All of lore.kernel.org
 help / color / mirror / Atom feed
From: Andrea Arcangeli <andrea@suse.de>
To: Andrew Morton <akpm@digeo.com>
Cc: paulmck@us.ibm.com, dmccr@us.ibm.com, linux-mm@kvack.org,
	linux-kernel@vger.kernel.org
Subject: Re: [PATCH] Fix vmtruncate race and distributed filesystem race
Date: Mon, 23 Jun 2003 09:43:53 +0200	[thread overview]
Message-ID: <20030623074353.GE19940@dualathlon.random> (raw)
In-Reply-To: <20030622233235.0924364d.akpm@digeo.com>

On Sun, Jun 22, 2003 at 11:32:35PM -0700, Andrew Morton wrote:
> "Paul E. McKenney" <paulmck@us.ibm.com> wrote:
> >
> > > but you can't trap this with a single counter increment in do_truncate:
> >  > 
> >  > 	CPU 0			CPU 1
> >  > 	----------		-----------
> >  > 				do_no_page
> >  > 	truncate
> 
>         i_size = new_i_size;
> 
> >  > 	increment counter
> >  > 				read counter
> >  > 				->nopage
> 
>                                 check i_size
> 
> >  > 	vmtruncate
> >  > 				read counter again -> different so retry
> >  > 
> >  > thanks to the second counter increment after vmtruncate in my fix, the
> >  > above race couldn't happen.
> > 
> >  The trick is that CPU 0 is expected to have updated the filesystem's
> >  idea of what pages are available before calling vmtruncate,
> >  invalidate_mmap_range() or whichever.
> 
> i_size has been updated, and filemap_nopage() will return NULL.
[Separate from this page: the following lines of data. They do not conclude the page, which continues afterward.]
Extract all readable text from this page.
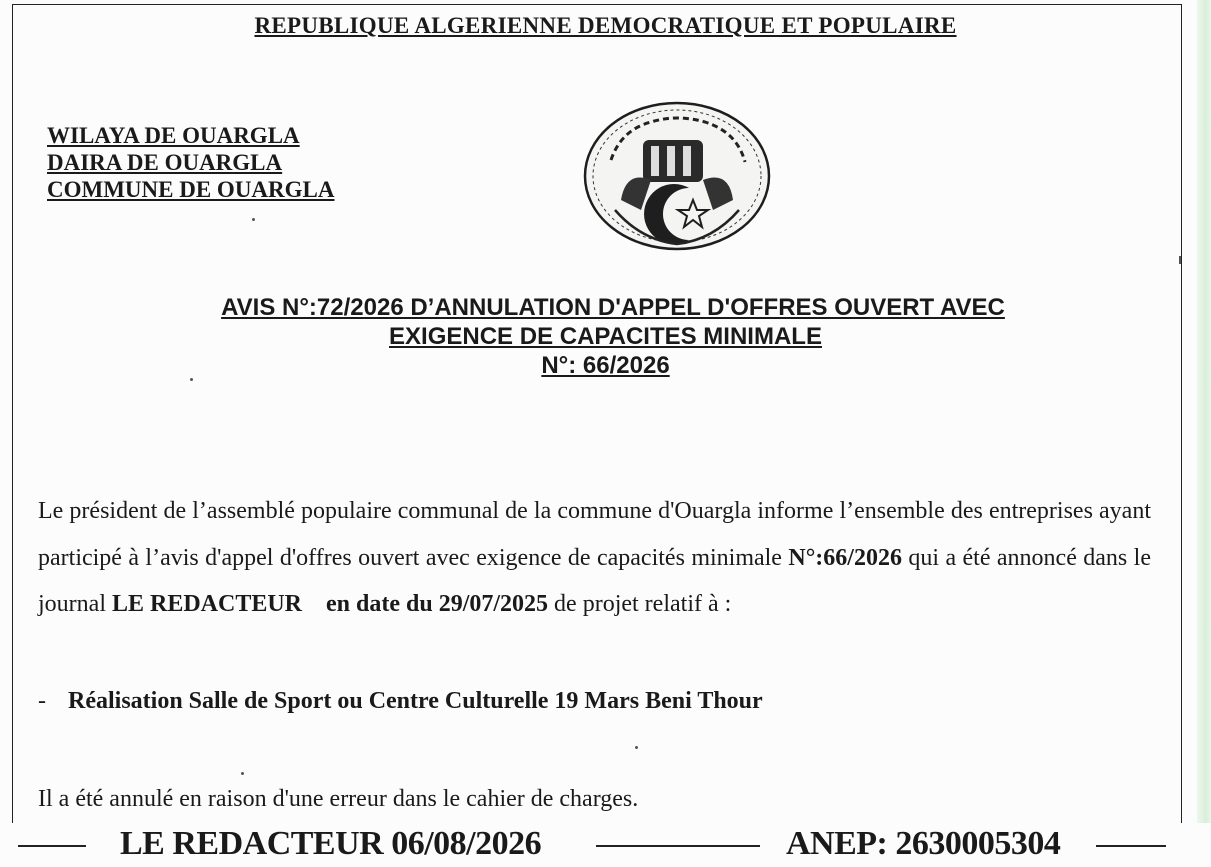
REPUBLIQUE ALGERIENNE DEMOCRATIQUE ET POPULAIRE
WILAYA DE OUARGLA
DAIRA DE OUARGLA
COMMUNE DE OUARGLA
AVIS N°:72/2026 D’ANNULATION D'APPEL D'OFFRES OUVERT AVEC
EXIGENCE DE CAPACITES MINIMALE
N°: 66/2026
Le président de l’assemblé populaire communal de la commune d'Ouargla informe l’ensemble des entreprises ayant participé à l’avis d'appel d'offres ouvert avec exigence de capacités minimale N°:66/2026 qui a été annoncé dans le journal LE REDACTEUR en date du 29/07/2025 de projet relatif à :
- Réalisation Salle de Sport ou Centre Culturelle 19 Mars Beni Thour
Il a été annulé en raison d'une erreur dans le cahier de charges.
LE REDACTEUR 06/08/2026	ANEP: 2630005304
ok, I finally see your object now, so it's the i_size that was in theory
supposed to act as a "second" increment on the truncate side to
serialize against in do_no_page.

I was searching for any additional SMP locking, and infact there is
none.  No way the current code can serialize against the i_size.
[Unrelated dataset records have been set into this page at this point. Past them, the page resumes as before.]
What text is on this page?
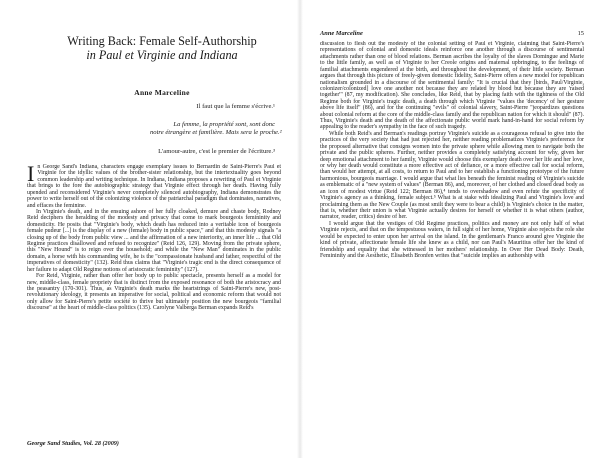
Writing Back: Female Self-Authorship
in Paul et Virginie and Indiana
Anne Marceline
Il faut que la femme s'écrive.¹
La femme, la propriété sont, sont donc
notre étrangère et familière. Mais sera le proche.²
L'amour-autre, c'est le premier de l'écriture.³

In George Sand's Indiana, characters engage exemplary issues to Bernardin de Saint-Pierre's Paul et Virginie for the idyllic values of the brother-sister relationship, but the intertextuality goes beyond common leadership and writing technique. In Indiana, Indiana proposes a rewriting of Paul et Virginie that brings to the fore the autobiographic strategy that Virginie effect through her death. Having fully upended and reconsidered Virginie's never completely silenced autobiography, Indiana demonstrates the power to write herself out of the colonizing violence of the patriarchal paradigm that dominates, narratives, and effaces the feminine.

In Virginie's death, and in the ensuing ashore of her fully cloaked, demure and chaste body, Rodney Reid deciphers the heralding of the modesty and privacy that come to mark bourgeois femininity and domesticity. He posits that "Virginie's body, which death has reduced into a veritable icon of bourgeois female pudeur [...] is the display of a new (female) body in public space," and that this modesty signals "a closing up of the body from public view ... and the affirmation of a new interiority, an inner life ... that Old Regime practices disallowed and refused to recognize" (Reid 126, 129). Moving from the private sphere, this "New Hound" is to reign over the household; and while the "New Man" dominates in the public domain, a horse with his commanding wife, he is the "compassionate husband and father, respectful of the imperatives of domesticity" (132). Reid thus claims that "Virginie's tragic end is the direct consequence of her failure to adapt Old Regime notions of aristocratic femininity" (127).

For Reid, Virginie, rather than offer her body up to public spectacle, presents herself as a model for new, middle-class, female propriety that is distinct from the exposed resonance of both the aristocracy and the peasantry (170-301). Thus, as Virginie's death marks the heartstrings of Saint-Pierre's new, post-revolutionary ideology, it presents an imperative for social, political and economic reform that would not only allow for Saint-Pierre's petite société to thrive but ultimately position the new bourgeois "familial discourse" at the heart of middle-class politics (135). Carolyne Valberga Berman expands Reid's

George Sand Studies, Vol. 28 (2009)
Anne Marceline	15

discussion to flesh out the modesty of the colonial setting of Paul et Virginie, claiming that Saint-Pierre's representations of colonial and domestic ideals reinforce one another through a discourse of sentimental attachments rather than one of blood relations. Berman ascribes the loyalty of the slaves Domingue and Marie to the little family, as well as of Virginie to her Creole origins and maternal upbringing, to the feelings of familial attachments engendered at the birth, and throughout the development, of their little society. Berman argues that through this picture of freely-given domestic fidelity, Saint-Pierre offers a new model for republican nationalism grounded in a discourse of the sentimental family: "It is crucial that they [birds, Paul/Virginie, colonizer/colonized] love one another not because they are related by blood but because they are 'raised together'" (87, my modification). She concludes, like Reid, that by placing faith with the tightness of the Old Regime both for Virginie's tragic death, a death through which Virginie "values the 'decency' of her gesture above life itself" (86), and for the continuing "evils" of colonial slavery, Saint-Pierre "jeopardizes questions about colonial reform at the core of the middle-class family and the republican nation for which it should" (87). Thus, Virginie's death and the death of the affectionate public world mark hand-in-hand for social reform by appealing to the reader's sympathy in the face of such tragedy.

While both Reid's and Berman's readings portray Virginie's suicide as a courageous refusal to give into the practices of the very society that had just rejected her, neither reading problematizes Virginie's preference for the proposed alternative that consigns women into the private sphere while allowing men to navigate both the private and the public spheres. Further, neither provides a completely satisfying account for why, given her deep emotional attachment to her family, Virginie would choose this exemplary death over her life and her love, or why her death would constitute a more effective act of defiance, or a more effective call for social reform, than would her attempt, at all costs, to return to Paul and to her establish a functioning prototype of the future harmonious, bourgeois marriage. I would argue that what lies beneath the feminist reading of Virginie's suicide as emblematic of a "new system of values" (Berman 86), and, moreover, of her clothed and closed dead body as an icon of modest virtue (Reid 122; Berman 86),⁴ tends to overshadow and even refute the specificity of Virginie's agency as a thinking, female subject.⁵ What is at stake with idealizing Paul and Virginie's love and proclaiming them as the New Couple (as most smilt they were to bear a child) is Virginie's choice in the matter, that is, whether their union is what Virginie actually desires for herself or whether it is what others (author, narrator, reader, critics) desire of her.

I would argue that the vestiges of Old Regime practices, politics and money are not only half of what Virginie rejects, and that on the tempestuous waters, in full sight of her home, Virginie also rejects the role she would be expected to enter upon her arrival on the island. In the gentleman's Franco around give Virginie the kind of private, affectionate female life she knew as a child, nor can Paul's Mauritius offer her the kind of friendship and equality that she witnessed in her mothers' relationship. In Over Her Dead Body: Death, Femininity and the Aesthetic, Elisabeth Bronfen writes that "suicide implies an authorship with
The problem is that the last patch posted on l-k isn't guaranteeing
anything like what you wrote above.  What can happen is that the i_size
can be read still way before the counter.


 	CPU 0			CPU 1
	----------		-----------
				do_no_page
	truncate
 
                                specualtive read i_size into l2 cache
        i_size = new_i_size;

	increment counter
 				read counter
				->nopage
				check i_size from l2 cache
 

 	vmtruncate
 				read counter again -> different so retry


For the single counter increment patch to close the race using the
implicit i_size update as a second increment, you need to add an
absolutely necessary smb_rmb() here:

        sequence = atomic_read(&mapping->truncate_count);
+	smp_rmb();	
        new_page = vma->vm_ops->nopage(vma, address & PAGE_MASK, 0);

And for non-x86 you need a smb_wmb() between the i_size = new_i_size and
the atomic_inc on the truncate side too, because advanced archs with
finegrined locking can implement a one-way barrier, where the counter
increment could pass the down(&mapping->i_shared_sem). Last but not the
least it was IMHO misleading and dirty to do the counter increment in
truncate after taking a completely unrelated semaphore just to take
advantage of the implicit barrier on the x86. So doing it with a proper
smp_wmb() besides fixing advanced archs will kind of make the code
readable, so you can understand the i_size update is the second
increment (actually decrement because it's the i_size).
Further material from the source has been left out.